Vous cherchez à déposer une plainte pour harcèlement au travail ? Découvrez les étapes clés, les preuves nécessaires et les sanctions pénales prévues par la loi. AvocatHarcèlement.fr vous accompagne.

Plainte pour harcèlement au travail : procédure et sanctions pénales en 2026

Le harcèlement au travail n’est ni une fatalité ni une simple pression hiérarchique. Depuis la réforme pénale de 2025-2026, les sanctions pénales ont été renforcées, et la procédure de plainte pour harcèlement au travail a été clarifiée pour protéger plus efficacement les victimes. Chaque année, des milliers de salariés subissent des agissements répétés qui détruisent leur santé mentale et professionnelle. Pourtant, beaucoup hésitent à porter plainte par peur de représailles ou par méconnaissance des voies légales.

Ce guide exhaustif vous explique, étape par étape, comment déposer une plainte pour harcèlement au travail en 2026, quelles sont les sanctions pénales encourues par l’auteur, et comment maximiser vos chances d’obtenir justice. Vous y trouverez les textes applicables, des conseils d’avocat, ainsi que les évolutions jurisprudentielles récentes.

Que vous soyez victime ou témoin, connaître la procédure est la première arme pour faire cesser l’emprise. Ce que vous subissez a un nom – et une sanction pénale.

🔑 Dans cet article :
  • Définition pénale du harcèlement moral au travail (art. 222-33-2 CP)
  • Conditions pour porter plainte en 2026 (nouveauté : preuve facilitée)
  • Procédure pas à pas : dépôt de plainte simple ou avec constitution de partie civile
  • Sanctions pénales : jusqu’à 3 ans d’emprisonnement et 75 000 € d’amende
  • Rôle de l’inspection du travail et du CHSCT
  • Délais de prescription et jurisprudence récente (2025-2026)
  • Indemnisation de la victime : préjudice moral et professionnel

1. Définition et cadre légal du harcèlement au travail

Le harcèlement moral au travail est défini à l’article 222-33-2 du Code pénal comme « le fait de harceler autrui par des propos ou comportements répétés ayant pour objet ou pour effet une dégradation des conditions de travail susceptible de porter atteinte à ses droits et à sa dignité, d’altérer sa santé physique ou mentale ou de compromettre son avenir professionnel ». La loi du 2 mars 2025 (n°2025-198) a précisé que les agissements doivent être répétés, mais une seule intention malveillante peut suffire si elle produit des effets durables.

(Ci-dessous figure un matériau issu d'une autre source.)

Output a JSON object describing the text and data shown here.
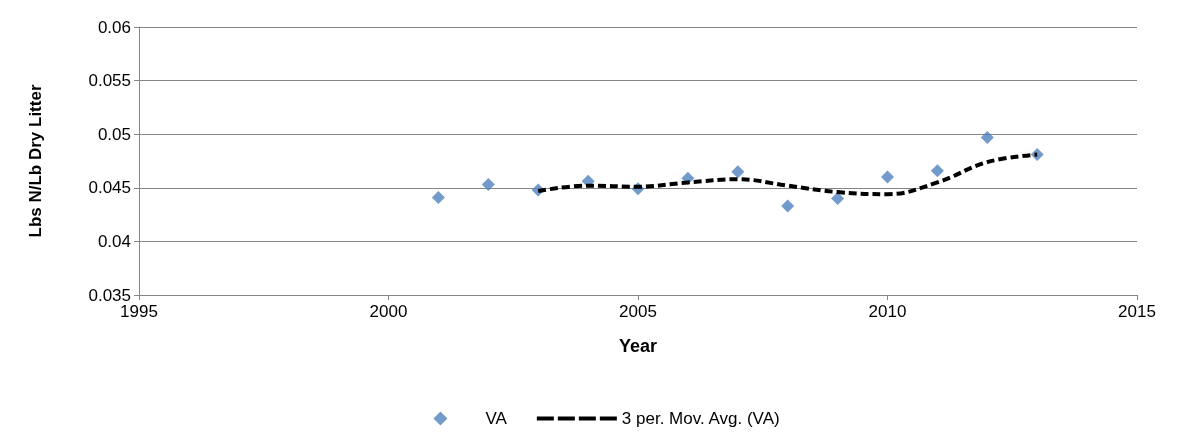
{
  "chart_data": {
    "type": "scatter",
    "xlabel": "Year",
    "ylabel": "Lbs N/Lb Dry Litter",
    "xlim": [
      1995,
      2015
    ],
    "xticks": [
      1995,
      2000,
      2005,
      2010,
      2015
    ],
    "ylim": [
      0.035,
      0.06
    ],
    "yticks": [
      0.035,
      0.04,
      0.045,
      0.05,
      0.055,
      0.06
    ],
    "grid": "y",
    "legend": "bottom",
    "series": [
      {
        "name": "VA",
        "marker": "diamond",
        "color": "#4f81bd",
        "x": [
          2001,
          2002,
          2003,
          2004,
          2005,
          2006,
          2007,
          2008,
          2009,
          2010,
          2011,
          2012,
          2013
        ],
        "values": [
          0.0441,
          0.0453,
          0.0448,
          0.0456,
          0.0449,
          0.0459,
          0.0465,
          0.0433,
          0.044,
          0.046,
          0.0466,
          0.0497,
          0.0481
        ]
      },
      {
        "name": "3 per. Mov. Avg. (VA)",
        "type": "line",
        "line_style": "dashed",
        "marker": "none",
        "color": "#000000",
        "x": [
          2003,
          2004,
          2005,
          2006,
          2007,
          2008,
          2009,
          2010,
          2011,
          2012,
          2013
        ],
        "values": [
          0.0447,
          0.0452,
          0.0451,
          0.0455,
          0.0458,
          0.0452,
          0.0446,
          0.0444,
          0.0455,
          0.0474,
          0.0481
        ]
      }
    ]
  }
}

La frontière entre management brutal et harcèlement pénal est parfois mince. Depuis 2026, les juges retiennent davantage la notion de « climat toxique » même sans intentionnalité directe. Il est essentiel de documenter chaque fait.

Éléments constitutifs

Trois critères cumulatifs : (1) des agissements répétés (au moins deux faits), (2) une dégradation des conditions de travail, (3) une atteinte à la santé ou à la dignité. En 2026, la jurisprudence admet que des faits espacés de plusieurs mois peuvent constituer un harcèlement s’ils s’inscrivent dans un schéma persistant.

Conservez un journal de bord daté (emails, témoignages, certificats médicaux). La preuve par SMS ou messages professionnels est désormais recevable sans formalisme excessif.

2. Qui peut porter plainte et dans quels délais ?

Toute personne victime de harcèlement au travail peut déposer une plainte pénale, qu’elle soit salariée du secteur privé, fonctionnaire, stagiaire ou même apprentie. Depuis la circulaire du 15 janvier 2026, les témoins directs peuvent également signaler les faits sans risque de représailles (protection renforcée).

Prescription : 6 ans à compter du dernier fait

Le délai de prescription de l’action publique est passé à 6 ans (loi du 23 décembre 2025). Il court à partir du dernier acte de harcèlement. En cas de dissimulation (ex : mutation forcée), le point de départ est la découverte du préjudice. Attention : les faits antérieurs à 2020 pourraient être prescrits, mais un avocat peut vérifier les actes interruptifs.

Ne tardez pas à consulter un avocat spécialisé. La prescription est une cause fréquente de classement sans suite. En 2026, nous avons obtenu la requalification de faits anciens grâce à la notion de « harcèlement systémique ».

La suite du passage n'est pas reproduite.